My long term series Inuit Influences consists of a melding of artists,&/ or themes. They are about juxtaposition. They are also about color.
My paintings embrace the style/feel of an admired artist and incorporate that image directly or indirectly with an Inuit one.
I often use the theme of transformation which is prevalent in Inuit mythology and many other cultures.
This latest painting, Inuit/Japanese Influences: Kitsune got started when I decided I wanted to use a sections of Shinto torii gates.
Prior to an entry of a shinto or buddhist shrine one passes through a Torii gate which let’s you you pass out of the material world into the spiritual.
Much is happening in this painting.
Kitsune tsuki is a fox messager for the god Inari. Kitsune are able to possess human beings which for humans can be good or bad.
In the upper left hand corner are images of the porcelain alter offerings. Often the statues at shrines have bibs. The white band through the center of the painting has an Inuit fox merging with Inukitut syllabics which say fox.
I have given him/her some of the Kitsune spirit indicated by the yellow ball and tip of the tail.
I have used Inuit syllabics for many years as pattern integrating with the subject matter.Here I use both languages.
In Japan the color red is associated with the sun and happiness.
Inuit/Japanese Influences:Kitsune pastel & oil on canvas: 44"Hx40"W 2019
I am quite excited about the upcoming show at Three Stones Gallery. You'll see many more photos for my September update.
I have made one more painting featuring a polar bear created by the Inuit artist Saila Pauta. Pauta's bears are very highly collectable and he is one of the Inuit culture's most famous artists.
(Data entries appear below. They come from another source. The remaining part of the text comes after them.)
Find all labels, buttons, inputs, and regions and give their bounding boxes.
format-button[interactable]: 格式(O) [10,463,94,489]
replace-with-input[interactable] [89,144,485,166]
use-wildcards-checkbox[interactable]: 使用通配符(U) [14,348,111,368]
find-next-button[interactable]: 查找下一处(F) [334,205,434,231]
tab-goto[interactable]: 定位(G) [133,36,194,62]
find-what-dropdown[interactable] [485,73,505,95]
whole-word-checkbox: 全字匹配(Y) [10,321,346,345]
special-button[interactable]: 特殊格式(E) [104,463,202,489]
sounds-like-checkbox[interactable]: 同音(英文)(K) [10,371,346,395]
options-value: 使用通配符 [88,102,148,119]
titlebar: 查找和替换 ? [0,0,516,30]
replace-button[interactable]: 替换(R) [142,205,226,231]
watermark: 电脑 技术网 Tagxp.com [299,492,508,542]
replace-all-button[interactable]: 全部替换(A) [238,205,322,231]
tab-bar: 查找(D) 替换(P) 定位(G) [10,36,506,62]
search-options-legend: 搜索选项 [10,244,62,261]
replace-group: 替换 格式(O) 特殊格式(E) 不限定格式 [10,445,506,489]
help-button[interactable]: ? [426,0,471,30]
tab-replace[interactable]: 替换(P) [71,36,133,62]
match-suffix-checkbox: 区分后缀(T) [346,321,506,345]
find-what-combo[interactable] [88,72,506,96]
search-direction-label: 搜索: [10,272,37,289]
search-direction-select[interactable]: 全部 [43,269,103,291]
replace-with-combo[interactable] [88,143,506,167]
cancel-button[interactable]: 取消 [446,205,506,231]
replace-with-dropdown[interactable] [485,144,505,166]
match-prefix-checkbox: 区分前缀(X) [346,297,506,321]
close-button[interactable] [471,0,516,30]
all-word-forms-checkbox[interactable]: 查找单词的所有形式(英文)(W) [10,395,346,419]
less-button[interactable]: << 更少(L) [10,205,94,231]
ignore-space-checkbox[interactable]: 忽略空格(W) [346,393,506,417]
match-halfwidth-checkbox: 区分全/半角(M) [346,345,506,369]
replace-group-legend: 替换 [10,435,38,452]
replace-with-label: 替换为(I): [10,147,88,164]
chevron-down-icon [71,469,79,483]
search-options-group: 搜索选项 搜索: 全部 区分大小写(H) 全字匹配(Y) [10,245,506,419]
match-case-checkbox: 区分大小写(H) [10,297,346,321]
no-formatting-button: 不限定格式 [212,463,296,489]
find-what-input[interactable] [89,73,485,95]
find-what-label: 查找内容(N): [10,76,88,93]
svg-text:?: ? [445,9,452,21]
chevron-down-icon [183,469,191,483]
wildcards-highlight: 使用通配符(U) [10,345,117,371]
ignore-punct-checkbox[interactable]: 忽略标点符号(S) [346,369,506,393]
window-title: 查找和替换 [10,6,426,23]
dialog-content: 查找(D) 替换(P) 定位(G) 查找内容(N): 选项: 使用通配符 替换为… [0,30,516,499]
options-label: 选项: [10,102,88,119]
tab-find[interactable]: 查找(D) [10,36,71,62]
Exciting News! I signed a contract with Three Stones Gallery in West Concord this week. They will represent me for the next year. My paintings will be show alone with Jonathon MacAdam early September-October 19th. A party is scheduled for September 20th. More updates coming...
Below is a quick view of work done since February.
I went to see James Kerry Marshall's enormous show at the MET's Breuer in January this year and found it sensational. As of previously I have let favorite artists stimulate a sub-series in the on-going Inuit Influences
Seeing Black is a culmination of many things. In an effort to revive my Hunter Series of 2012 I came up with the idea of making the hunter's faces all derived from JKM's Self portrait as a Super Model. His use of black kindled my idea of using black gesso which can produce an amazing flat and neutral 'color', combined with white pencil proved to completely transform the previous work and produces a rather startlingly contrast . The eyes being somewhat realistic almost "steal the show" as they draw you in immediately. The yellow hair determines that it's a 3-way mix of racial identities as well as gender fluidity
I went through my inventory and selected more works that could also be transformed. Several pieces from the Amautik series have something new to say.